Apropos the report in your esteemed daily (ST Aug 5, 2020) regarding the containment of certain houses located in Malki due to detection of Covid19 positive cases, I would like to clarify that the report is false and baseless. As a matter of fact, the containment was declared by the District Administration as a measure of precaution due to contact of a member of the said households with a potential high risk person. The erroneous report published in your paper has created unfounded fears and panic among the residents of Malki i and in Shillong as a whole. It has also adversely affected the reputation and livelihoods of those persons named in your report.
As a concerned and affected citizen, I therefore request your daily to henceforth check facts before naming people in your reports.
Dapda A Warjri
(Editor replies: The notification was given to us by the Deputy Commissioner’s office and we reported accordingly.
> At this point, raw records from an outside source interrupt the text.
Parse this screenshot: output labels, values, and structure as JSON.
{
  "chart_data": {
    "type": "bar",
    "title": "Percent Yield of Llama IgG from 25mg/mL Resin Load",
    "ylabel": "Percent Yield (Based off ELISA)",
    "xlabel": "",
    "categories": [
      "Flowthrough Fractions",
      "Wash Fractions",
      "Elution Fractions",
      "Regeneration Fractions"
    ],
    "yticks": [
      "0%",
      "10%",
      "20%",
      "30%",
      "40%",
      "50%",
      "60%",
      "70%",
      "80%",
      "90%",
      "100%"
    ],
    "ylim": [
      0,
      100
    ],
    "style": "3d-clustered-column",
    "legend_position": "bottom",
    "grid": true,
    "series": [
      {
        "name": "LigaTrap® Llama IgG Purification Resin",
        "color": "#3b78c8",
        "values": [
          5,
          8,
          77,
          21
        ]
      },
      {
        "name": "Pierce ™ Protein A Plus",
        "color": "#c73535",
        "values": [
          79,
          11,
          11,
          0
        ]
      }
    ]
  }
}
So did other newspapers).
As India struggles to combat the COVID-19 pandemic, revive the flagging economy and solve Chinese incursions into its territory, it needs to deal with another issue – changing of political maps by Pakistan and Nepal. Borders have been a sensitive issue since India became independent in 1947. Successive governments avoided addressing the border issue. In spite of the challenges, India had managed to maintain good relations with the neighbouring countries. India, however, has lost that image today.
Close on the heels of Nepal’s issuance of a map showing Indian territory in Nepal, Pakistan has released a territorially misleading map that included the former princely states of Junagadh (Gujarat) and J&K. In May, Nepal had claimed about 335 sq.km of the entire Kalapani region as its own – a region recognised by both Kathmandu and New Delhi as “disputed”. Recently, Pakistan went a step further and claimed not just the areas that are disputed with India as their own, they also included Junagadh in Gujarat in their new map. Some may dismiss it as a trick played by the neighbouring countries. However, it must be acknowledged that such cartographic wars lead to conflicts between India and the neighbouring countries. When India scrapped Article 370 and released a new political map showing J&K as two union territories- J&K and Ladakh, it was seen as a unilateral act by our neighbours.
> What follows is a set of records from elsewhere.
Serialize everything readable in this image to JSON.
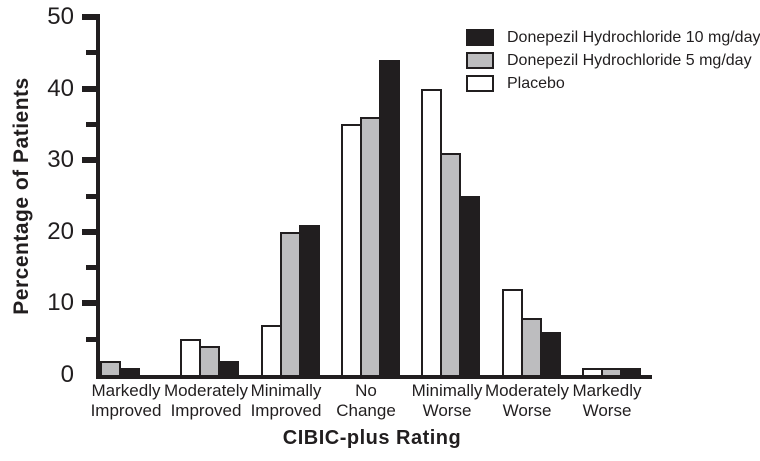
{
  "figure": {
    "background": "#ffffff",
    "outline_color": "#211e1f"
  },
  "chart_data": {
    "type": "bar",
    "title": "",
    "xlabel": "CIBIC-plus Rating",
    "ylabel": "Percentage of Patients",
    "ylim": [
      0,
      50
    ],
    "ytick_labels": [
      "0",
      "10",
      "20",
      "30",
      "40",
      "50"
    ],
    "ytick_minor_step": 5,
    "grid": false,
    "legend_position": "top-right",
    "categories": [
      "Markedly Improved",
      "Moderately Improved",
      "Minimally Improved",
      "No Change",
      "Minimally Worse",
      "Moderately Worse",
      "Markedly Worse"
    ],
    "category_lines": [
      [
        "Markedly",
        "Improved"
      ],
      [
        "Moderately",
        "Improved"
      ],
      [
        "Minimally",
        "Improved"
      ],
      [
        "No",
        "Change"
      ],
      [
        "Minimally",
        "Worse"
      ],
      [
        "Moderately",
        "Worse"
      ],
      [
        "Markedly",
        "Worse"
      ]
    ],
    "series": [
      {
        "name": "Donepezil Hydrochloride 10 mg/day",
        "color": "#211e1f",
        "values": [
          1,
          2,
          21,
          44,
          25,
          6,
          1
        ]
      },
      {
        "name": "Donepezil Hydrochloride 5 mg/day",
        "color": "#bdbdbf",
        "values": [
          2,
          4,
          20,
          36,
          31,
          8,
          1
        ]
      },
      {
        "name": "Placebo",
        "color": "#ffffff",
        "values": [
          0,
          5,
          7,
          35,
          40,
          12,
          1
        ]
      }
    ],
    "bar_draw_order": "Placebo, 5 mg/day, 10 mg/day (left to right within each group)"
  }
}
India must tactfully deal with the issue by promoting some of the regional set-ups such as the South Asian Association for Regional Cooperation (SAARC), Bay of Bengal Initiative for Multi-Sectoral Technical and Economic Cooperation (BIMSTEC). India must not surrender its territories to China by neglecting regional alliance. Unless Modi government injects new life in SAARC, the government may look weak. Instead of prioritising SAARC and BIMSTEC, Modi government chose to prioritise Indo-Pacific and Quadrilateral security dialogue.
In fact, changing political maps has no significance unless it is recognised by the UN. However, it creates problems when Google Maps show altered areas on maps because it is followed by billions of users. India must establish a sustained dialogue with its neighbours. It must ensure that the next SAARC summit is held urgently. This will help thaw India’s relations with its neighbours.